KOBİ’lere servis verecek ‘BT Kriz Masası’ oluşturulması gerekiyor
“Önemli bir değişim dönemindeyiz” ifadesini kullanan Zehra Öney, “İş yapış şekillerimizi dijitale çevirmeye mecbur olduk. Otomotiv, eğlence, etkinlik, organizasyon, turizm, ulaşım gibi sektörler olumsuz etkilendi. Bir taraftan hepimizin ilişkilerimizi güçlendirmeye, sektörel olarak bilgilenmeye ihtiyacımız var” dedi. Öney, WTECH olarak evde çalışma konusunda videolar hazırladıklarını dile getirerek “İnsanların bilişim teknolojilerine uyum hızını artırmak istiyoruz. Dünyanın bundan sonraki gidişatı böyle olabilir. Bizim de eski alışkanlıklarımızı toparlamamız gerekiyor” şeklinde konuşarak şunları aktardı: “Kamuda, e-devlet konusunda hızlı gelişmeler yaşandı. Kamu şu andaki hizmetlerinde bu dijital altyapısını kullanıyor. Bugün sanal mahkemelerin kurulmasını konuşuyoruz. Dernekler de bu noktada birleşmeli. Önerilerimizi çözüm organlarına ulaştırmalıyız.” Öney Türkiye’nin bir KOBİ ülkesi olduğuna dikkat çekerek “Çoğu firmanın altyapısı dönüşmemiş durumda. KOBİ’lere servis verecek ‘BT Kriz Masası’ oluşturulması gerekiyor. Mükerrelikten kurtulmalıyız; kolektif çalışma bilinci çok önemli. Yerli-milli güçlenme uzundur Türkiye’nin gündeminde. Savunma sanayi büyük ataklar yaptı. Bilişim sektörü için devletin aksiyonlar alması gerekiyor. Herkes kendi bulunduğu ekosisteme bakıyor; bütünü görmüyoruz. Bilişim sektöründe ‘odaklanma’, uygulama ve ürünü oluşturma anlamında eksiklerimiz mevcut. Aksiyon planına, aksiyonların hızlandırılmasına ve motivasyona ihtiyacımız var. Bilişim sektörünün görünür olma zamanı. Pazarlama konusunda da bilinir olmalıyız.
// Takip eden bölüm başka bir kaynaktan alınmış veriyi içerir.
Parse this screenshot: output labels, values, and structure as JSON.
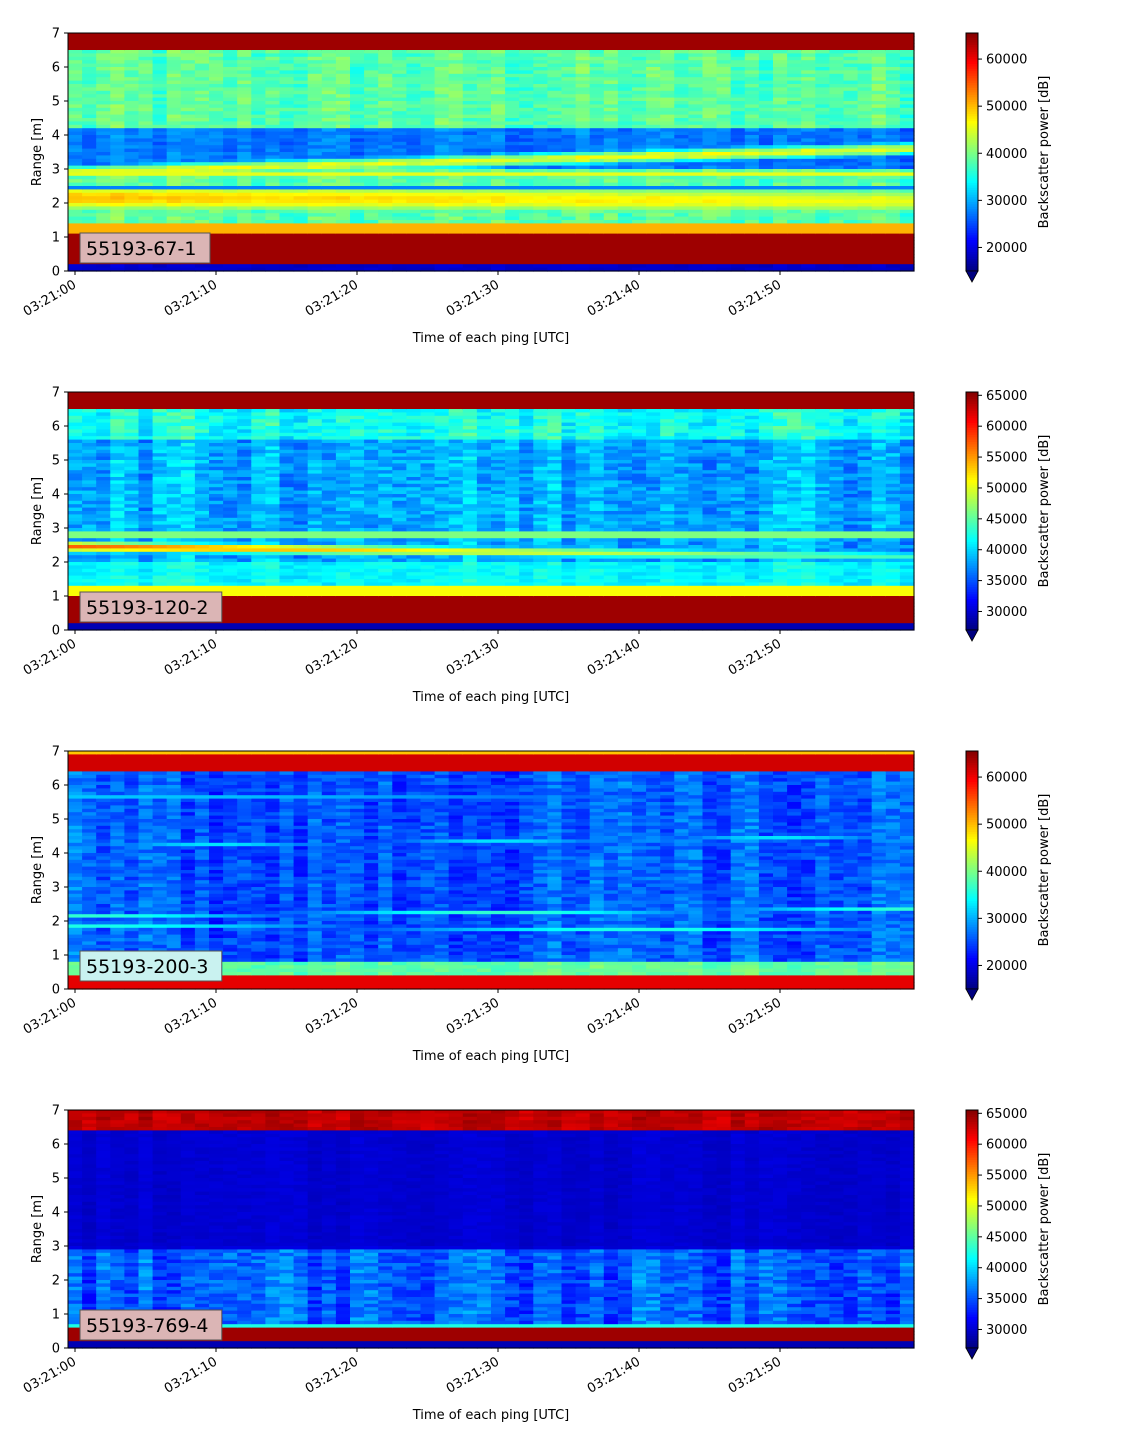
{
  "chart_data": [
    {
      "type": "heatmap",
      "label": "55193-67-1",
      "label_bg": "#dbb5b5",
      "xlabel": "Time of each ping [UTC]",
      "ylabel": "Range [m]",
      "x_ticks": [
        "03:21:00",
        "03:21:10",
        "03:21:20",
        "03:21:30",
        "03:21:40",
        "03:21:50"
      ],
      "y_ticks": [
        0,
        1,
        2,
        3,
        4,
        5,
        6,
        7
      ],
      "ylim": [
        0,
        7
      ],
      "colorbar": {
        "label": "Backscatter power [dB]",
        "vmin": 15000,
        "vmax": 65535,
        "ticks": [
          20000,
          30000,
          40000,
          50000,
          60000
        ]
      },
      "bands": [
        {
          "range": [
            0.2,
            1.1
          ],
          "value": "saturated (~65000)"
        },
        {
          "range": [
            1.5,
            2.8
          ],
          "value": "~50000 (yellow)"
        },
        {
          "range": [
            2.5,
            3.4
          ],
          "value": "~45000 rising layer"
        },
        {
          "range": [
            6.5,
            7.0
          ],
          "value": "saturated (~65000)"
        }
      ]
    },
    {
      "type": "heatmap",
      "label": "55193-120-2",
      "label_bg": "#dbb5b5",
      "xlabel": "Time of each ping [UTC]",
      "ylabel": "Range [m]",
      "x_ticks": [
        "03:21:00",
        "03:21:10",
        "03:21:20",
        "03:21:30",
        "03:21:40",
        "03:21:50"
      ],
      "y_ticks": [
        0,
        1,
        2,
        3,
        4,
        5,
        6,
        7
      ],
      "ylim": [
        0,
        7
      ],
      "colorbar": {
        "label": "Backscatter power [dB]",
        "vmin": 27000,
        "vmax": 65535,
        "ticks": [
          30000,
          35000,
          40000,
          45000,
          50000,
          55000,
          60000,
          65000
        ]
      },
      "bands": [
        {
          "range": [
            0.2,
            1.0
          ],
          "value": "saturated (~65000)"
        },
        {
          "range": [
            2.2,
            2.6
          ],
          "value": "~55000 descending layer"
        },
        {
          "range": [
            2.6,
            3.0
          ],
          "value": "~48000"
        },
        {
          "range": [
            6.5,
            7.0
          ],
          "value": "saturated (~65000)"
        }
      ]
    },
    {
      "type": "heatmap",
      "label": "55193-200-3",
      "label_bg": "#c9f2f0",
      "xlabel": "Time of each ping [UTC]",
      "ylabel": "Range [m]",
      "x_ticks": [
        "03:21:00",
        "03:21:10",
        "03:21:20",
        "03:21:30",
        "03:21:40",
        "03:21:50"
      ],
      "y_ticks": [
        0,
        1,
        2,
        3,
        4,
        5,
        6,
        7
      ],
      "ylim": [
        0,
        7
      ],
      "colorbar": {
        "label": "Backscatter power [dB]",
        "vmin": 15000,
        "vmax": 65535,
        "ticks": [
          20000,
          30000,
          40000,
          50000,
          60000
        ]
      },
      "bands": [
        {
          "range": [
            0.0,
            0.35
          ],
          "value": "saturated (~65000)"
        },
        {
          "range": [
            1.6,
            2.4
          ],
          "value": "~35000 thin lines"
        },
        {
          "range": [
            4.0,
            4.4
          ],
          "value": "~32000 thin line"
        },
        {
          "range": [
            6.3,
            7.0
          ],
          "value": "saturated (~65000)"
        }
      ]
    },
    {
      "type": "heatmap",
      "label": "55193-769-4",
      "label_bg": "#dbb5b5",
      "xlabel": "Time of each ping [UTC]",
      "ylabel": "Range [m]",
      "x_ticks": [
        "03:21:00",
        "03:21:10",
        "03:21:20",
        "03:21:30",
        "03:21:40",
        "03:21:50"
      ],
      "y_ticks": [
        0,
        1,
        2,
        3,
        4,
        5,
        6,
        7
      ],
      "ylim": [
        0,
        7
      ],
      "colorbar": {
        "label": "Backscatter power [dB]",
        "vmin": 27000,
        "vmax": 65535,
        "ticks": [
          30000,
          35000,
          40000,
          45000,
          50000,
          55000,
          60000,
          65000
        ]
      },
      "bands": [
        {
          "range": [
            0.25,
            0.65
          ],
          "value": "saturated (~65000)"
        },
        {
          "range": [
            0.65,
            2.9
          ],
          "value": "~33000"
        },
        {
          "range": [
            6.4,
            7.0
          ],
          "value": "saturated (~65000)"
        }
      ]
    }
  ]
}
Zor günler geçiriyoruz; bireysel mutluluklarımızı koruyalım” şeklinde konuştu.
Bilişim Zirvesi bu yeni ortama hazır – Artık hiçbir şey eskisi gibi olmayacak
Neslihan Aksun, etkinliklerin de dijitalleşmesi gerektiğine vurgu yaparak son 5 yıldır etkinliklerin dijitalleşmesi gerektiğini anlattıklarını kaydetti. Aksun, “Kurumsallaşmadan önce birey olarak dijitalleşmemiz gerekiyor. Şu anda ilk dijital etkinliği gerçekleştiriyoruz. Bilişim Zirvesi bu yeni ortama hazır” açıklamasını yaptı. “Artık hiçbir şey eskisi gibi olmayacak” ifadesini kullanan Aksun, “Hayat normale dönünce de yeni iş modelleriyle devam edeceğiz. Anadolu’daki etkinliklerimizi canlı olarak izlettirmek istiyoruz. Bu noktada iletişim teknolojileri ve altyapı büyük önem kazanıyor” açıklamasını yaptı ve “Etkinliklerimizi yerli yazılımlarla yapmak isteriz” diyerek çağrıda bulundu. Katılımcı olarak söz alan Başarsoft CEO’su Alim Küçükpehlivan, “Ülkeler savunma sanayisine yaptıkları yatırımı artık bilişim sektörüne yapacak. Bilişim sektörü pozitif ayrımcılığı hak ediyor” değerlendirmesinde bulundu.